Heroes
Heroes, watercolor, ink on paper, 2016
…and we can be heroes, just for one day...
I heard these words for the first time in 1977. I was 17 years old, a junior in high school who didn’t know or care who wrote and performed the song, “Heroes”. All I knew was that it was amazing. A unique sound, a feeling that made me happy. Whenever I heard it I felt hope for my place in the future.
As I grew older and learned about design at Massart, I came to appreciate this musician, artist and creative visionary. He was a chameleon who changed his persona with every direction in which he took in his music. He exuded all that was wild about the 70’s and I have to admit as a Catholic educated girl, he scared me a little, but in a wickedly good way. In the 80’s as I was entering the real world he transformed himself into the coolest man who fell to earth. Like so many, I was inspired to dance in my red shoes. And as David Bowie changed and grew as an artist and man, so I grew to become a woman, wife and mother. Life went on.

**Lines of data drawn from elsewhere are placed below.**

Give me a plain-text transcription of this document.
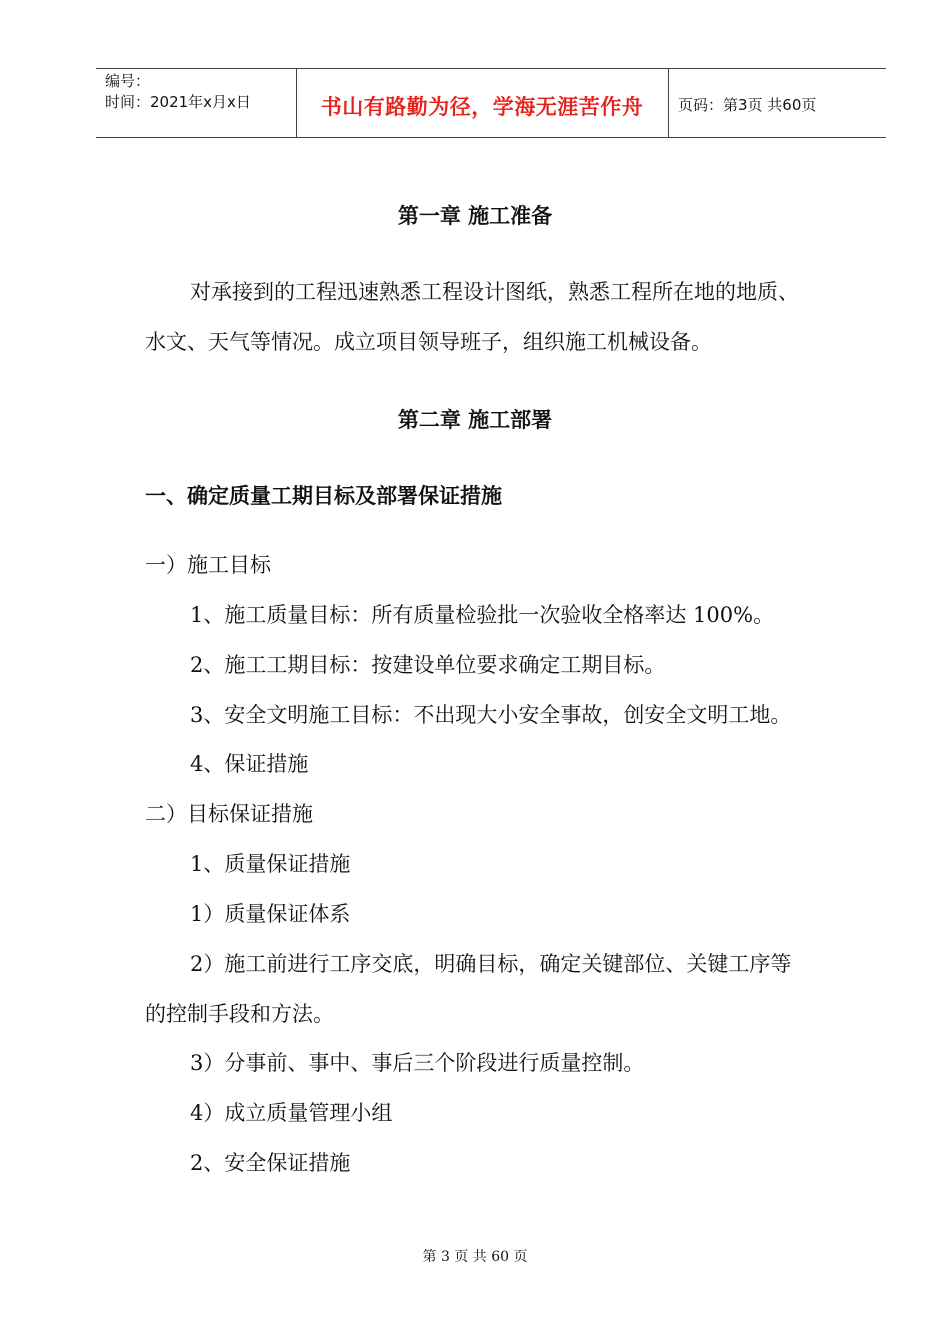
编号：
时间：2021年x月x日	书山有路勤为径，学海无涯苦作舟	页码：第3页 共60页
第一章 施工准备
对承接到的工程迅速熟悉工程设计图纸，熟悉工程所在地的地质、
水文、天气等情况。成立项目领导班子，组织施工机械设备。
第二章 施工部署
一、确定质量工期目标及部署保证措施
一）施工目标
1、施工质量目标：所有质量检验批一次验收全格率达 100%。
2、施工工期目标：按建设单位要求确定工期目标。
3、安全文明施工目标：不出现大小安全事故，创安全文明工地。
4、保证措施
二）目标保证措施
1、质量保证措施
1）质量保证体系
2）施工前进行工序交底，明确目标，确定关键部位、关键工序等
的控制手段和方法。
3）分事前、事中、事后三个阶段进行质量控制。
4）成立质量管理小组
2、安全保证措施
第 3 页 共 60 页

My girls are almost grown now and my husband and I still play them the music of our past. Artists we grew up with, The Beatles, Tom Petty, Simon and Garfunkel, Van Morrison and more can still rival the music of Beyonce, Kanye West and The National. However, when it comes to David Bowie, he is and always will be, though no longer in body, the essence of ever changing, ever growing, everlasting creative heroism. He pushed boundaries of sexual identity and sense of self, of creativity and conscience. Yes, he was a hero, and with his passing I am left with a line from the song, “Young Americans”. It just keeps dancing around in my brain,
“Ain’t there one damn song that can make me break down and cry?”